Better than Aid, Increase Trade?

An op-ed piece in today's issue of The Washington Post took me on a roundabout trip, discovering a number of resources that, while not directly useful with most students, offer some ideas and background for teachers. And they some have value for those of us who teach U.S. history as well as economics.

The author of the Post piece discusses how we rationalize turning inward in times of recession, seeking to protect our industries and our workers. The problem is everyone else does the same, despite platitudes to the contrary. However, he offers an interesting alternative that would have the benefit of helping the poorer nations, while putting the U.S. back on a pro-trade track.

I then ran across this article in The Economist. Two American economists, whose work I admire greatly and try to read whenever I run across it, have a paper that examines and connects the gold standard, monetary policy, and trade protectionism during the Great Depression. Barry Eichengreen and Douglas Irwin have co-authored a paper for the National Bureau of Economic Research (full paper here) that offers some interesting as well as perplexing ideas.

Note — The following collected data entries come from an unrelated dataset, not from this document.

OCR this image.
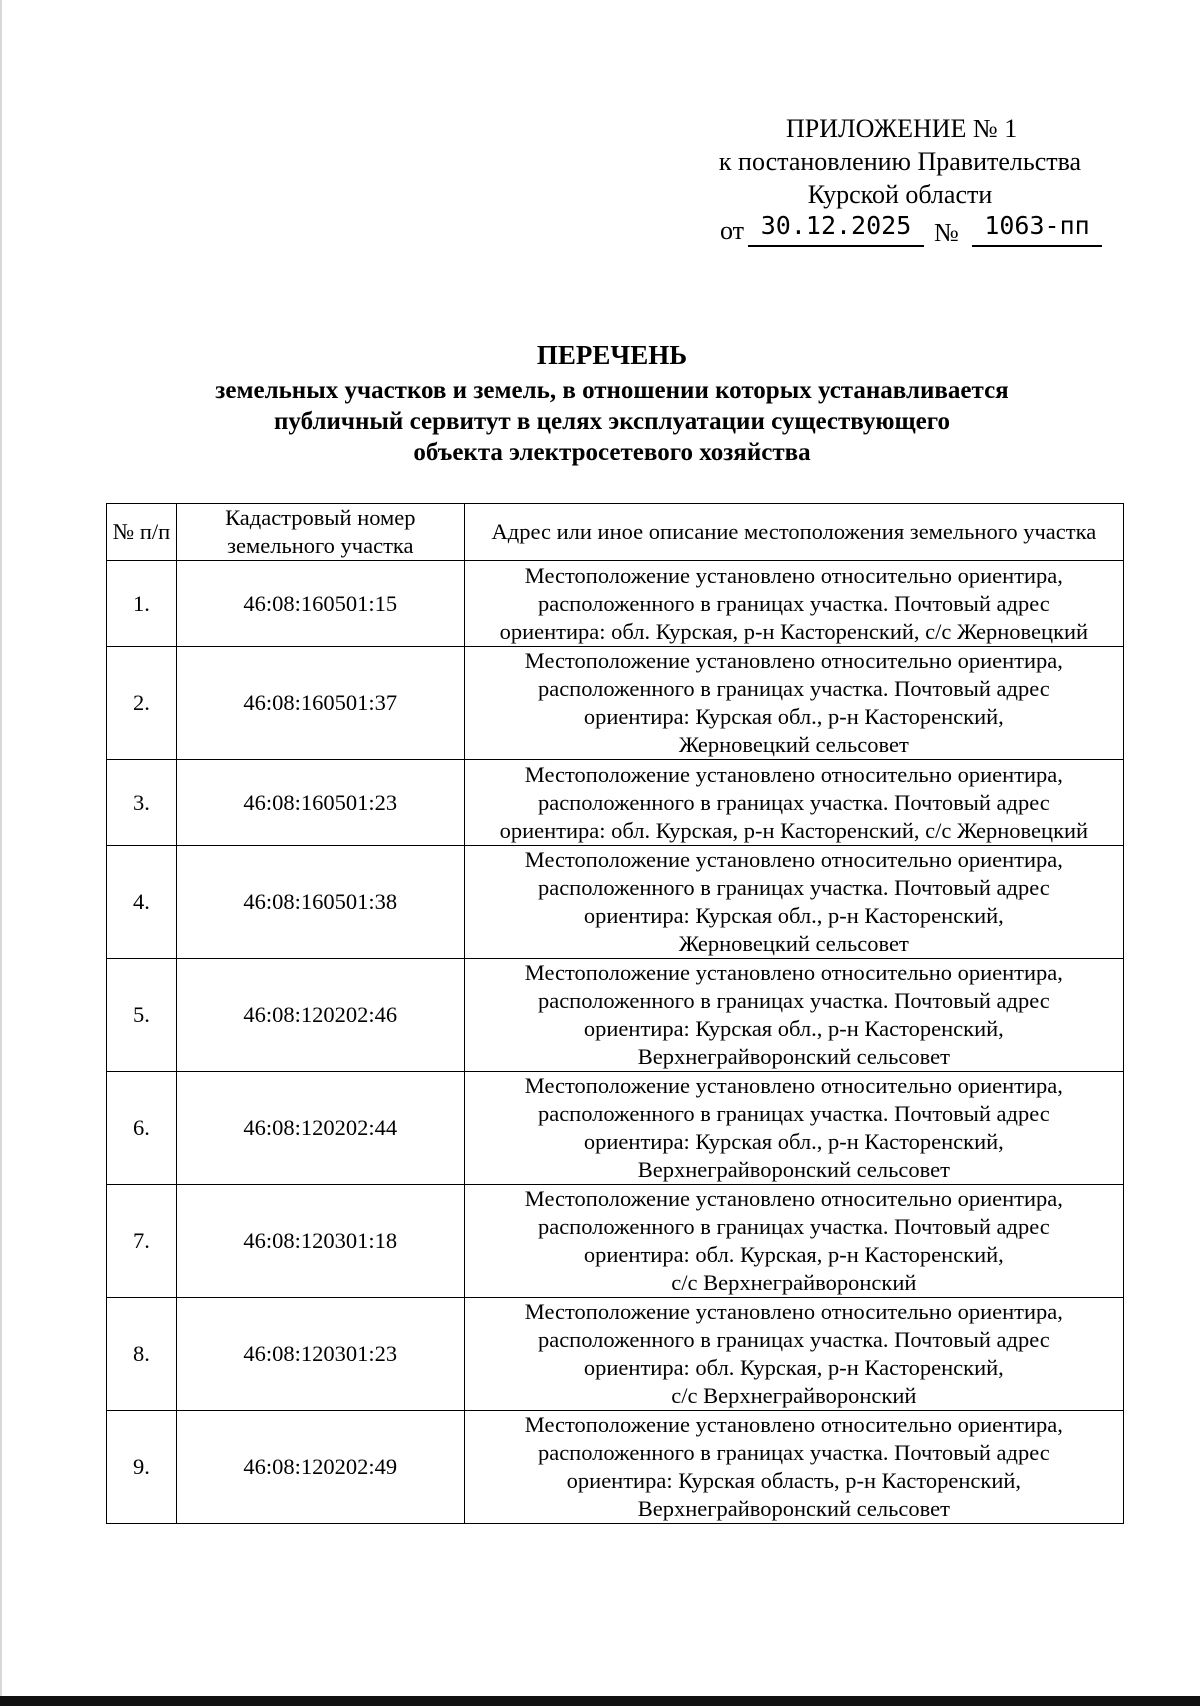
ПРИЛОЖЕНИЕ № 1
к постановлению Правительства
Курской области
от 30.12.2025 №	1063-пп
ПЕРЕЧЕНЬ
земельных участков и земель, в отношении которых устанавливается
публичный сервитут в целях эксплуатации существующего
объекта электросетевого хозяйства
№ п/п	Кадастровый номер земельного участка	Адрес или иное описание местоположения земельного участка
1.	46:08:160501:15	Местоположение установлено относительно ориентира,
расположенного в границах участка. Почтовый адрес
ориентира: обл. Курская, р-н Касторенский, с/с Жерновецкий
2.	46:08:160501:37	Местоположение установлено относительно ориентира,
расположенного в границах участка. Почтовый адрес
ориентира: Курская обл., р-н Касторенский,
Жерновецкий сельсовет
3.	46:08:160501:23	Местоположение установлено относительно ориентира,
расположенного в границах участка. Почтовый адрес
ориентира: обл. Курская, р-н Касторенский, с/с Жерновецкий
4.	46:08:160501:38	Местоположение установлено относительно ориентира,
расположенного в границах участка. Почтовый адрес
ориентира: Курская обл., р-н Касторенский,
Жерновецкий сельсовет
5.	46:08:120202:46	Местоположение установлено относительно ориентира,
расположенного в границах участка. Почтовый адрес
ориентира: Курская обл., р-н Касторенский,
Верхнеграйворонский сельсовет
6.	46:08:120202:44	Местоположение установлено относительно ориентира,
расположенного в границах участка. Почтовый адрес
ориентира: Курская обл., р-н Касторенский,
Верхнеграйворонский сельсовет
7.	46:08:120301:18	Местоположение установлено относительно ориентира,
расположенного в границах участка. Почтовый адрес
ориентира: обл. Курская, р-н Касторенский,
с/с Верхнеграйворонский
8.	46:08:120301:23	Местоположение установлено относительно ориентира,
расположенного в границах участка. Почтовый адрес
ориентира: обл. Курская, р-н Касторенский,
с/с Верхнеграйворонский
9.	46:08:120202:49	Местоположение установлено относительно ориентира,
расположенного в границах участка. Почтовый адрес
ориентира: Курская область, р-н Касторенский,
Верхнеграйворонский сельсовет
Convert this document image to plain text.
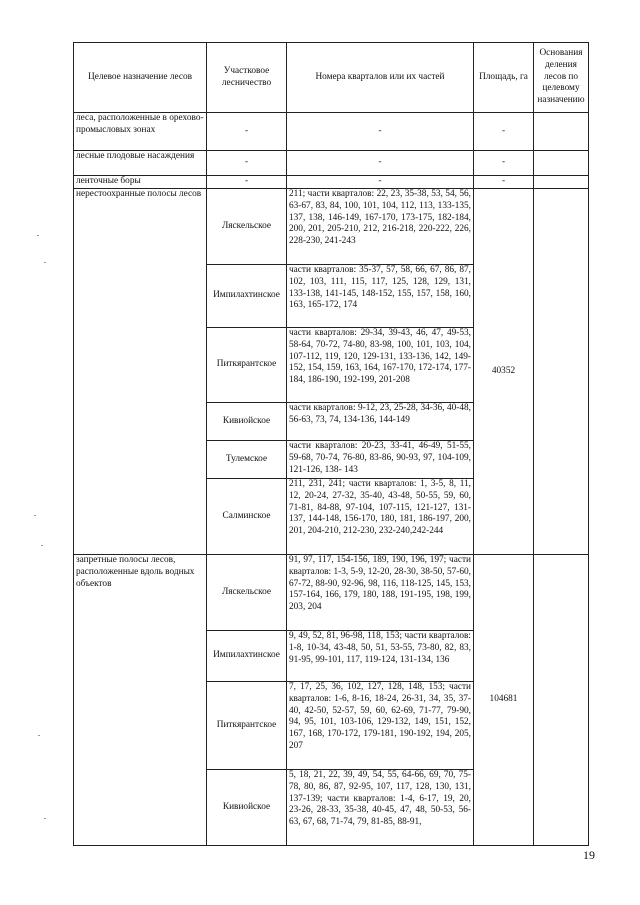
Целевое назначение лесов	Участковое лесничество	Номера кварталов или их частей	Площадь, га	Основания деления лесов по целевому назначению
леса, расположенные в орехово-промысловых зонах	-	-	-	
лесные плодовые насаждения	-	-	-	
ленточные боры	-	-	-	
нерестоохранные полосы лесов	Ляскельское	211; части кварталов: 22, 23, 35-38, 53, 54, 56, 63-67, 83, 84, 100, 101, 104, 112, 113, 133-135, 137, 138, 146-149, 167-170, 173-175, 182-184, 200, 201, 205-210, 212, 216-218, 220-222, 226, 228-230, 241-243	40352	
	Импилахтинское	части кварталов: 35-37, 57, 58, 66, 67, 86, 87, 102, 103, 111, 115, 117, 125, 128, 129, 131, 133-138, 141-145, 148-152, 155, 157, 158, 160, 163, 165-172, 174		
	Питкярантское	части кварталов: 29-34, 39-43, 46, 47, 49-53, 58-64, 70-72, 74-80, 83-98, 100, 101, 103, 104, 107-112, 119, 120, 129-131, 133-136, 142, 149-152, 154, 159, 163, 164, 167-170, 172-174, 177-184, 186-190, 192-199, 201-208		
	Кивиойское	части кварталов: 9-12, 23, 25-28, 34-36, 40-48, 56-63, 73, 74, 134-136, 144-149		
	Тулемское	части кварталов: 20-23, 33-41, 46-49, 51-55, 59-68, 70-74, 76-80, 83-86, 90-93, 97, 104-109, 121-126, 138- 143		
	Салминское	211, 231, 241; части кварталов: 1, 3-5, 8, 11, 12, 20-24, 27-32, 35-40, 43-48, 50-55, 59, 60, 71-81, 84-88, 97-104, 107-115, 121-127, 131-137, 144-148, 156-170, 180, 181, 186-197, 200, 201, 204-210, 212-230, 232-240,242-244		
запретные полосы лесов, расположенные вдоль водных объектов	Ляскельское	91, 97, 117, 154-156, 189, 190, 196, 197; части кварталов: 1-3, 5-9, 12-20, 28-30, 38-50, 57-60, 67-72, 88-90, 92-96, 98, 116, 118-125, 145, 153, 157-164, 166, 179, 180, 188, 191-195, 198, 199, 203, 204	104681	
	Импилахтинское	9, 49, 52, 81, 96-98, 118, 153; части кварталов: 1-8, 10-34, 43-48, 50, 51, 53-55, 73-80, 82, 83, 91-95, 99-101, 117, 119-124, 131-134, 136		
	Питкярантское	7, 17, 25, 36, 102, 127, 128, 148, 153; части кварталов: 1-6, 8-16, 18-24, 26-31, 34, 35, 37-40, 42-50, 52-57, 59, 60, 62-69, 71-77, 79-90, 94, 95, 101, 103-106, 129-132, 149, 151, 152, 167, 168, 170-172, 179-181, 190-192, 194, 205, 207		
	Кивиойское	5, 18, 21, 22, 39, 49, 54, 55, 64-66, 69, 70, 75-78, 80, 86, 87, 92-95, 107, 117, 128, 130, 131, 137-139; части кварталов: 1-4, 6-17, 19, 20, 23-26, 28-33, 35-38, 40-45, 47, 48, 50-53, 56-63, 67, 68, 71-74, 79, 81-85, 88-91,		
19
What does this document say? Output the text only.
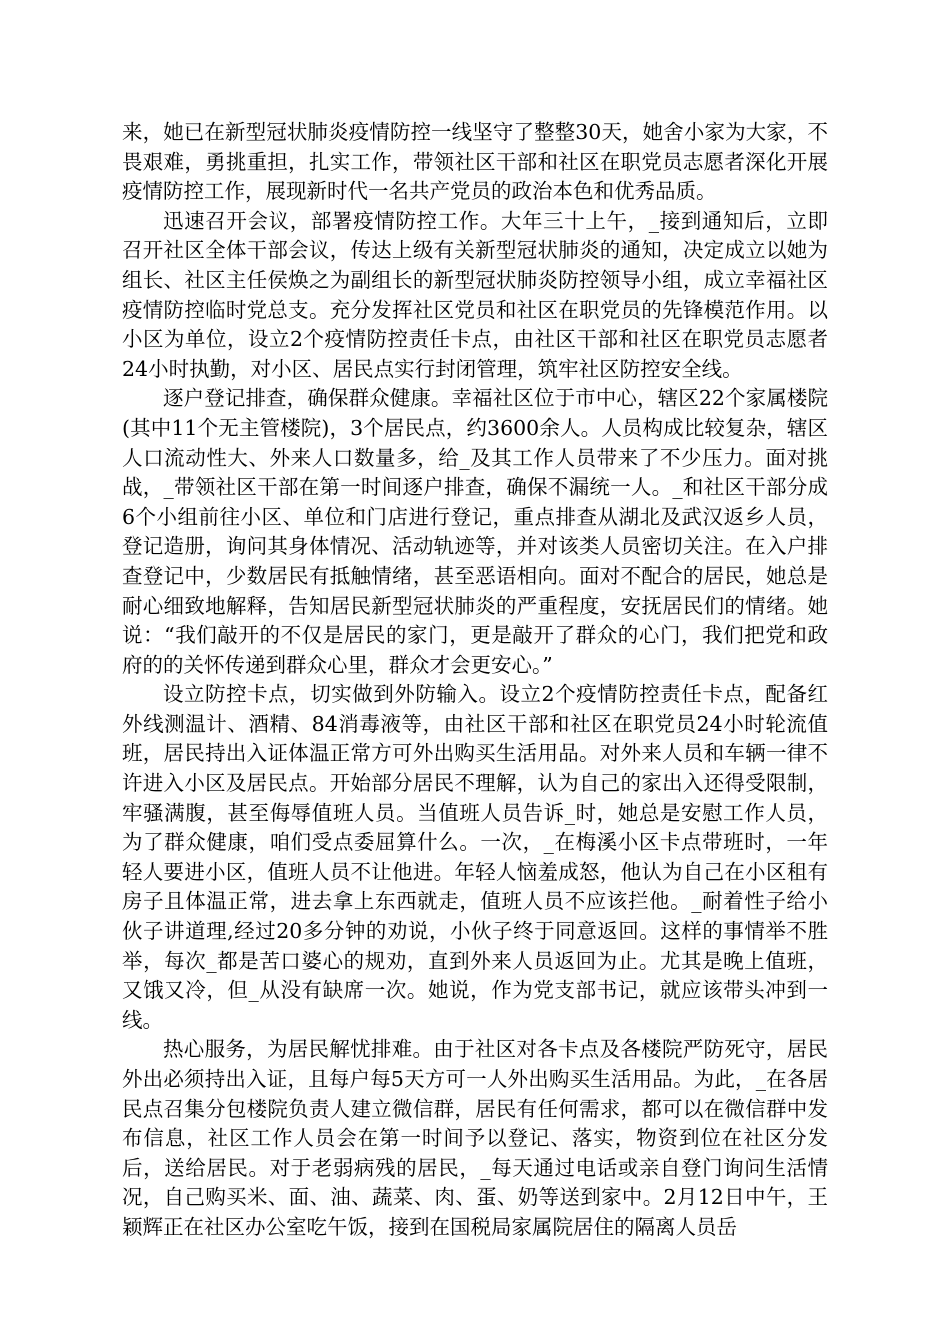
来，她已在新型冠状肺炎疫情防控一线坚守了整整30天，她舍小家为大家，不畏艰难，勇挑重担，扎实工作，带领社区干部和社区在职党员志愿者深化开展疫情防控工作，展现新时代一名共产党员的政治本色和优秀品质。

迅速召开会议，部署疫情防控工作。大年三十上午，_接到通知后，立即召开社区全体干部会议，传达上级有关新型冠状肺炎的通知，决定成立以她为组长、社区主任侯焕之为副组长的新型冠状肺炎防控领导小组，成立幸福社区疫情防控临时党总支。充分发挥社区党员和社区在职党员的先锋模范作用。以小区为单位，设立2个疫情防控责任卡点，由社区干部和社区在职党员志愿者24小时执勤，对小区、居民点实行封闭管理，筑牢社区防控安全线。

逐户登记排查，确保群众健康。幸福社区位于市中心，辖区22个家属楼院(其中11个无主管楼院)，3个居民点，约3600余人。人员构成比较复杂，辖区人口流动性大、外来人口数量多，给_及其工作人员带来了不少压力。面对挑战，_带领社区干部在第一时间逐户排查，确保不漏统一人。_和社区干部分成6个小组前往小区、单位和门店进行登记，重点排查从湖北及武汉返乡人员，登记造册，询问其身体情况、活动轨迹等，并对该类人员密切关注。在入户排查登记中，少数居民有抵触情绪，甚至恶语相向。面对不配合的居民，她总是耐心细致地解释，告知居民新型冠状肺炎的严重程度，安抚居民们的情绪。她说：“我们敲开的不仅是居民的家门，更是敲开了群众的心门，我们把党和政府的的关怀传递到群众心里，群众才会更安心。”

设立防控卡点，切实做到外防输入。设立2个疫情防控责任卡点，配备红外线测温计、酒精、84消毒液等，由社区干部和社区在职党员24小时轮流值班，居民持出入证体温正常方可外出购买生活用品。对外来人员和车辆一律不许进入小区及居民点。开始部分居民不理解，认为自己的家出入还得受限制，牢骚满腹，甚至侮辱值班人员。当值班人员告诉_时，她总是安慰工作人员，为了群众健康，咱们受点委屈算什么。一次，_在梅溪小区卡点带班时，一年轻人要进小区，值班人员不让他进。年轻人恼羞成怒，他认为自己在小区租有房子且体温正常，进去拿上东西就走，值班人员不应该拦他。_耐着性子给小伙子讲道理,经过20多分钟的劝说，小伙子终于同意返回。这样的事情举不胜举，每次_都是苦口婆心的规劝，直到外来人员返回为止。尤其是晚上值班，又饿又冷，但_从没有缺席一次。她说，作为党支部书记，就应该带头冲到一线。

热心服务，为居民解忧排难。由于社区对各卡点及各楼院严防死守，居民外出必须持出入证，且每户每5天方可一人外出购买生活用品。为此，_在各居民点召集分包楼院负责人建立微信群，居民有任何需求，都可以在微信群中发布信息，社区工作人员会在第一时间予以登记、落实，物资到位在社区分发后，送给居民。对于老弱病残的居民，_每天通过电话或亲自登门询问生活情况，自己购买米、面、油、蔬菜、肉、蛋、奶等送到家中。2月12日中午，王颖辉正在社区办公室吃午饭，接到在国税局家属院居住的隔离人员岳
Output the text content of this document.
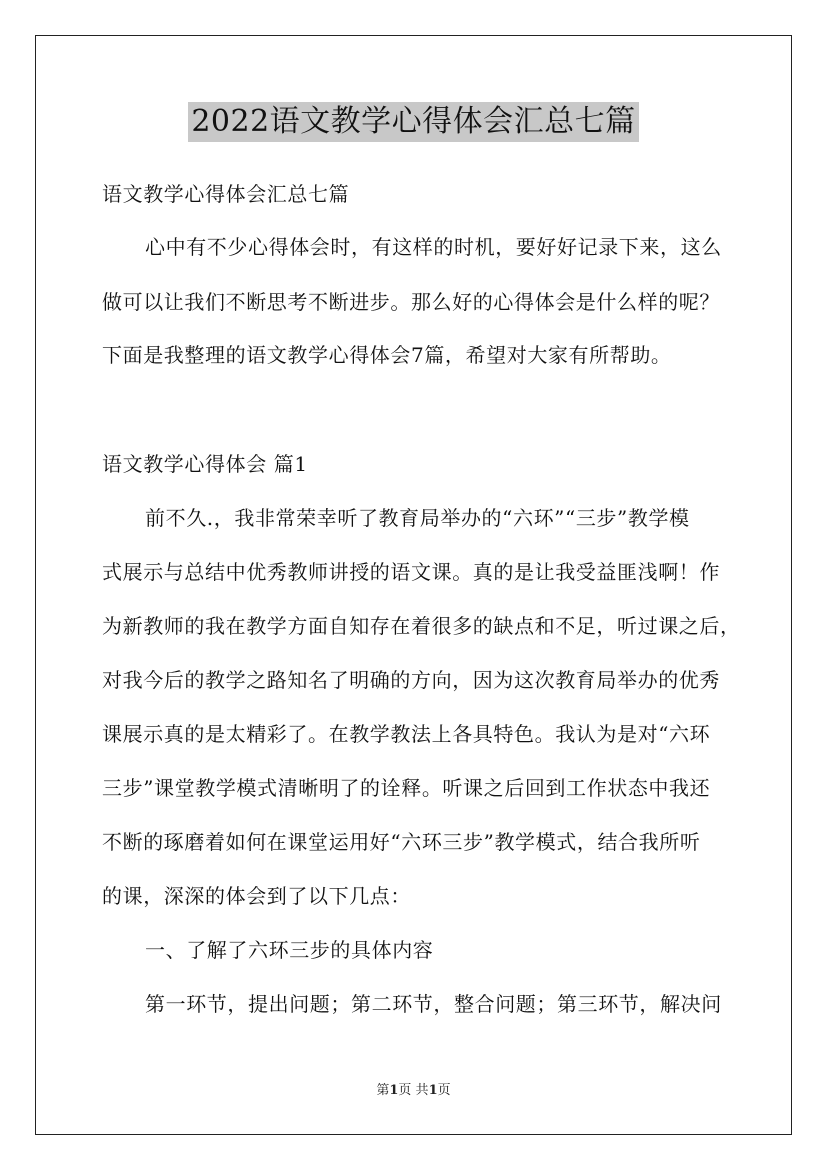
2022语文教学心得体会汇总七篇
语文教学心得体会汇总七篇
心中有不少心得体会时，有这样的时机，要好好记录下来，这么
做可以让我们不断思考不断进步。那么好的心得体会是什么样的呢？
下面是我整理的语文教学心得体会7篇，希望对大家有所帮助。
语文教学心得体会 篇1
前不久.，我非常荣幸听了教育局举办的“六环”“三步”教学模
式展示与总结中优秀教师讲授的语文课。真的是让我受益匪浅啊！作
为新教师的我在教学方面自知存在着很多的缺点和不足，听过课之后，
对我今后的教学之路知名了明确的方向，因为这次教育局举办的优秀
课展示真的是太精彩了。在教学教法上各具特色。我认为是对“六环
三步”课堂教学模式清晰明了的诠释。听课之后回到工作状态中我还
不断的琢磨着如何在课堂运用好“六环三步”教学模式，结合我所听
的课，深深的体会到了以下几点：
一、了解了六环三步的具体内容
第一环节，提出问题；第二环节，整合问题；第三环节，解决问
第1页 共1页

While I've only skimmed the paper, the case is intriguing and not unfamiliar to those who are familiar with Eichengreen's and Irwin's work. Eichengreen has previously linked the gold standard and monetary policy to economic performance in the Depression. And Irwin is well-known for his work on trade. The idea that joins these two is one that posits the desire to return to a gold standard, albeit under a different institutional fabric from that which existed prior to World War I. Once in place, the political efforts necessary to support currencies also must respond to different political pressures and goals than existed in the global economy prior to the Great War. I will read it more thoroughly, but the tables and graphs alone have already provided some interesting mental wandering.

Finally, in a related article in The Economist, the potential for a slow recovery to world trade is highlighted. As the author states, if the issue was just global demand, we might be able to expect a rebound that was just as robust as the fall-off was anemic. As demand comes on line, trade should increase virtually lock-step.

But the author points out that two other factors may mitigate the recovery - the previously mentioned rise in protectionism, and trade politics. The two go hand in hand. For policy-makers around the world seek the approval of those they represent. And as we know, once a law or barrier is put in place and a benefit received - real or perceived - it is hard to remove.

I welcome your thoughts. Have a good weekend.

This post references the following Keystone Economic Principles:
1. We all make choices.
2. There ain't no such thing as a free lunch.
3. All choices have consequences.
4. Economic systems influence choices.

5. Incentives produce "predictable" responses.
6. Do what you do best, trade for the rest.